/AlgMap

Code for the paper: "Mining Algorithm Roadmap in Scientific Publications" - KDD 2019

Primary LanguagePython

AlgMap

The source code and data used in the KDD'2019 paper Mining Algorithm Roadmap in Scientific Publications. A corresponding online demo can be found at http://fts.cs.ucsb.edu/roadmap.

Requirements

Python 3.6
pytorch 1.0
sqlite3
pdffigures, https://github.com/allenai/pdffigures
Other python requirements, pip install -r requirements.txt

Preprocessing

Codes in preprocess folder prepare data needed for constructing Algorithm Roadmap. In the experiment, datasets are NIPS, ACL and VLDB.

cd preprocess/

Convert Pdf To Text

Set the correct data path and use the following script to batchly execute pdftotext.

python convert2txt_multithread.py ${dataset}

Clean Text Corpus

Clean the converted txt files, remove non-ascii characters etc.

python textcleaner.py ${dataset}

Extract Table Json Files From Pdf

Extract tables from pdf files for later weak supervision extraction, relying on pdffigures.

python pdf2figure.py tablejson ${dataset}

Create Database

Use sqlite3 database to store the corpus for later instance collection.

python create_db.py ${dataset}
python concat_docs_in_one_file.py ${dataset}

Pre-train Word Embedding

python pretrain_wordvec.py ${dataset}

Build Vocabulary

python build_vocab.py ${dataset}

Parse Table Json Files

Parse table json files to extract weak supervision.

python parse_table.py ${dataset}

Save Co-occurred Acronyms

Save co-occured acronyms which are baseline methods used in the experiment.

python save_coocurred_abbvs.py ${dataset}

Prepare Final Data

Cut off long paragraphs and long sentences, do labelling, padding, and data splitting for final relation extraction. Prepare instances for acronym pairs, feature_type standard or paragraph denote single-sentence or cross-sentence instances.

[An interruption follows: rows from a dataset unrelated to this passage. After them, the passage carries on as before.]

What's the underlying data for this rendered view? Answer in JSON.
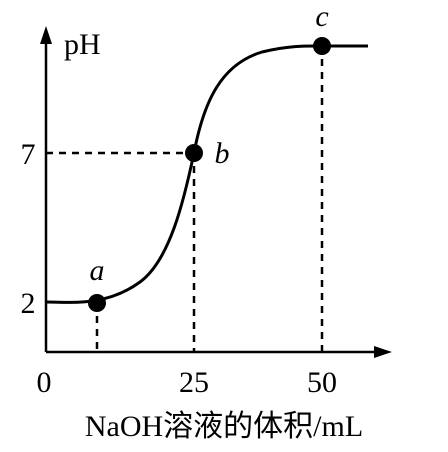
{
  "chart_data": {
    "type": "line",
    "title": "",
    "xlabel": "NaOH溶液的体积/mL",
    "ylabel": "pH",
    "x_ticks": [
      "0",
      "25",
      "50"
    ],
    "y_ticks": [
      "2",
      "7"
    ],
    "xlim": [
      0,
      60
    ],
    "ylim": [
      0,
      12
    ],
    "grid": false,
    "legend": "none",
    "series": [
      {
        "x": [
          0,
          4,
          8,
          12,
          16,
          20,
          22,
          24,
          25,
          26,
          28,
          30,
          34,
          40,
          46,
          50,
          55,
          58
        ],
        "y": [
          2.0,
          2.0,
          2.1,
          2.4,
          2.9,
          3.8,
          4.6,
          6.0,
          7.0,
          8.1,
          9.6,
          10.3,
          10.9,
          11.2,
          11.3,
          11.3,
          11.3,
          11.3
        ]
      }
    ],
    "points": [
      {
        "label": "a",
        "x": 8,
        "y": 2.1
      },
      {
        "label": "b",
        "x": 25,
        "y": 7.0
      },
      {
        "label": "c",
        "x": 50,
        "y": 11.3
      }
    ]
  }
}
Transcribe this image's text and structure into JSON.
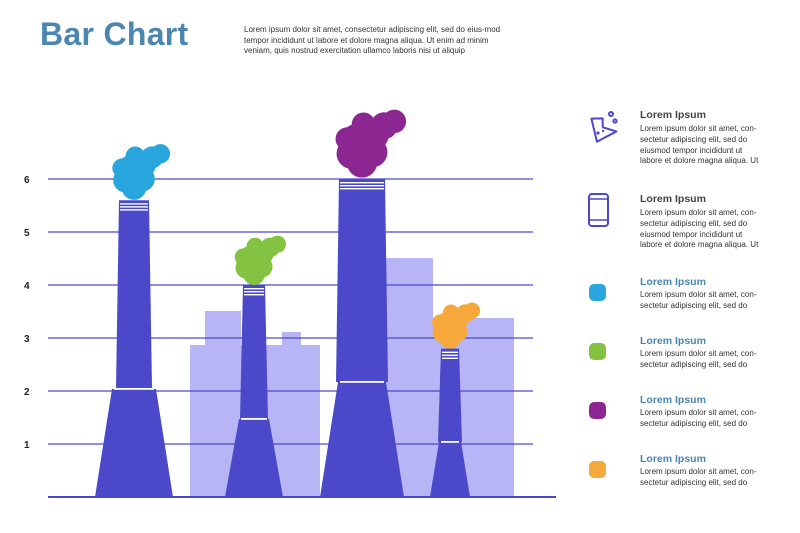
{
  "header": {
    "title": "Bar Chart",
    "intro": "Lorem ipsum dolor sit amet, consectetur adipiscing elit, sed do eius-mod tempor incididunt ut labore et dolore magna aliqua. Ut enim ad minim veniam, quis nostrud exercitation ullamco laboris nisi ut aliquip"
  },
  "colors": {
    "chimney": "#4b49c9",
    "building": "#b7b5f5",
    "axis": "#4b49c9",
    "title": "#4a86b0",
    "heading_accent": "#4a86b0"
  },
  "chart_data": {
    "type": "bar",
    "title": "",
    "xlabel": "",
    "ylabel": "",
    "ylim": [
      0,
      6
    ],
    "yticks": [
      "1",
      "2",
      "3",
      "4",
      "5",
      "6"
    ],
    "grid": true,
    "categories": [
      "",
      "",
      "",
      ""
    ],
    "series": [
      {
        "values": [
          5.6,
          4.0,
          6.0,
          2.8
        ]
      }
    ],
    "bar_colors": [
      "#29a6dd",
      "#83c341",
      "#8c2690",
      "#f6a93a"
    ]
  },
  "legend": {
    "items": [
      {
        "icon": "lab-flask-icon",
        "heading": "Lorem Ipsum",
        "text": "Lorem ipsum dolor sit amet, con-sectetur adipiscing elit, sed do eiusmod tempor incididunt ut labore et dolore magna aliqua. Ut"
      },
      {
        "icon": "smartphone-icon",
        "heading": "Lorem Ipsum",
        "text": "Lorem ipsum dolor sit amet, con-sectetur adipiscing elit, sed do eiusmod tempor incididunt ut labore et dolore magna aliqua. Ut"
      },
      {
        "color": "#29a6dd",
        "heading": "Lorem Ipsum",
        "text": "Lorem ipsum dolor sit amet, con-sectetur adipiscing elit, sed do"
      },
      {
        "color": "#83c341",
        "heading": "Lorem Ipsum",
        "text": "Lorem ipsum dolor sit amet, con-sectetur adipiscing elit, sed do"
      },
      {
        "color": "#8c2690",
        "heading": "Lorem Ipsum",
        "text": "Lorem ipsum dolor sit amet, con-sectetur adipiscing elit, sed do"
      },
      {
        "color": "#f6a93a",
        "heading": "Lorem Ipsum",
        "text": "Lorem ipsum dolor sit amet, con-sectetur adipiscing elit, sed do"
      }
    ]
  }
}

python parse_abbv_in_sents.py ${dataset}
python prepare_final_data.py ${dataset} ${feature_type}

Pre-processed Dataset

Pre-processed NIPS, ACL, VLDB datasets before running prepare_final_data.py.

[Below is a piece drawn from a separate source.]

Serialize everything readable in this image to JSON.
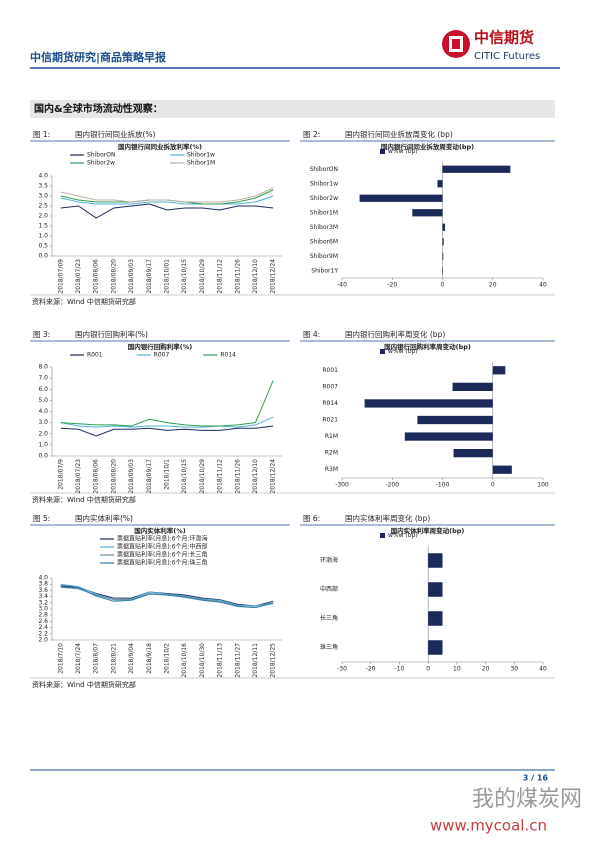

https://drive.google.com/open?id=1R00G5xP141SO5oCt9zL8-COsX5G2H8dy

Train And Test

Train Model

Train our CANTOR relation extraction model.

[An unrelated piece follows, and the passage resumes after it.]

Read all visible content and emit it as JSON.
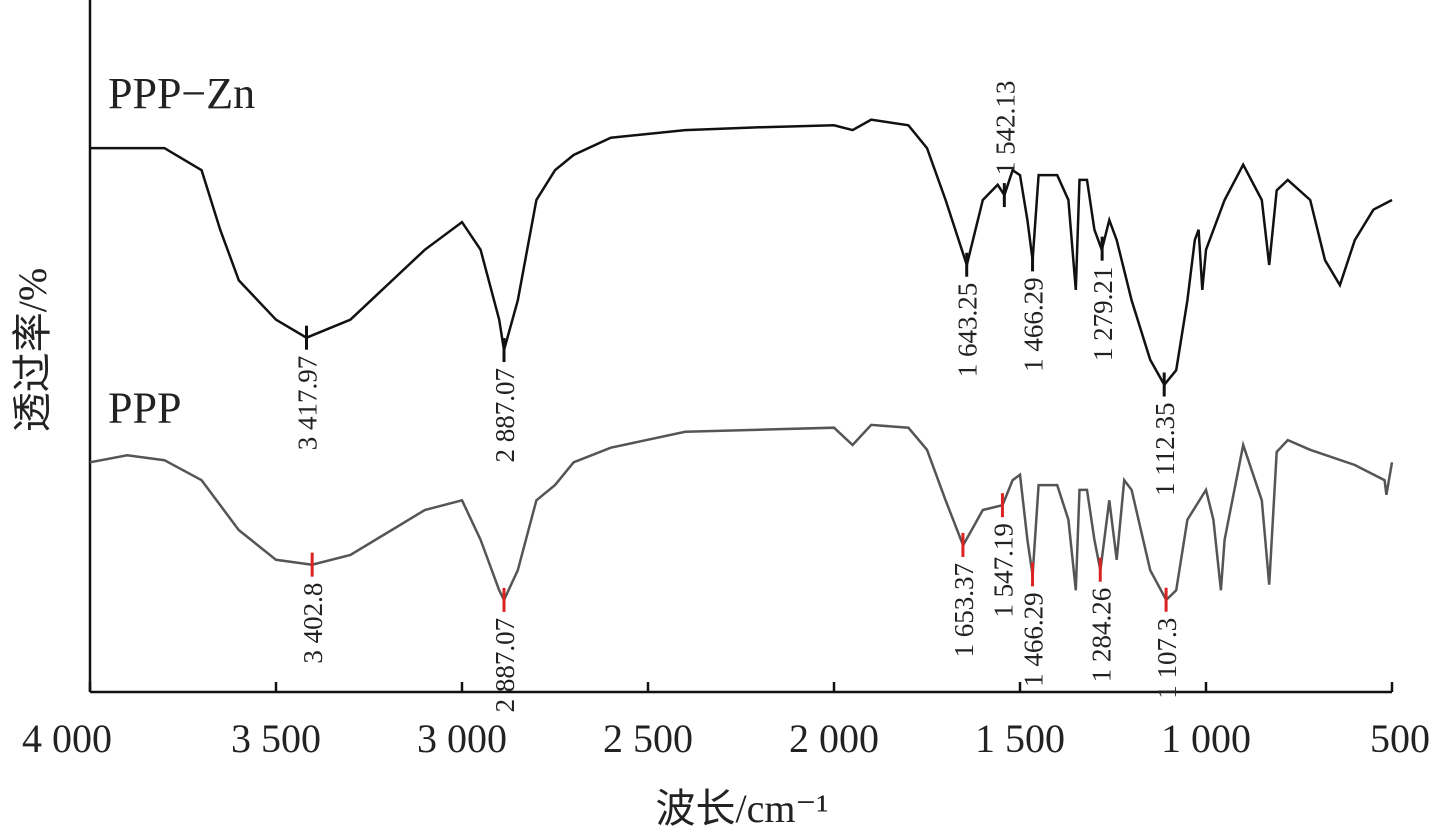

python train_cantor.py ${dataset} cantor ${feature_type}

Evaluate Model

Evaluate model and save predictions.

python model_eval.py ${dataset} cantor ${feature_type}

Construct Algorithm Roadmap

Construct algorithm roadmap for a query.

python construct_roadmap.py 

References

If you found the repository useful, please cite the following:

H. Zha, W. Chen, K. L, X. Yan, Mining Algorithm Roadmap in Scientific Publications

@inproceedings{zha2019mining,
  title={Mining Algorithm Roadmap in Scientific Publications},
  author={Hanwen Zha, Wenhu Chen, Keqian Li and Xifeng Yan},
  booktitle={Proceedings of the 25th ACM SIGKDD International Conference on Knowledge Discovery \& Data Mining., {KDD}},
  year={2019}
}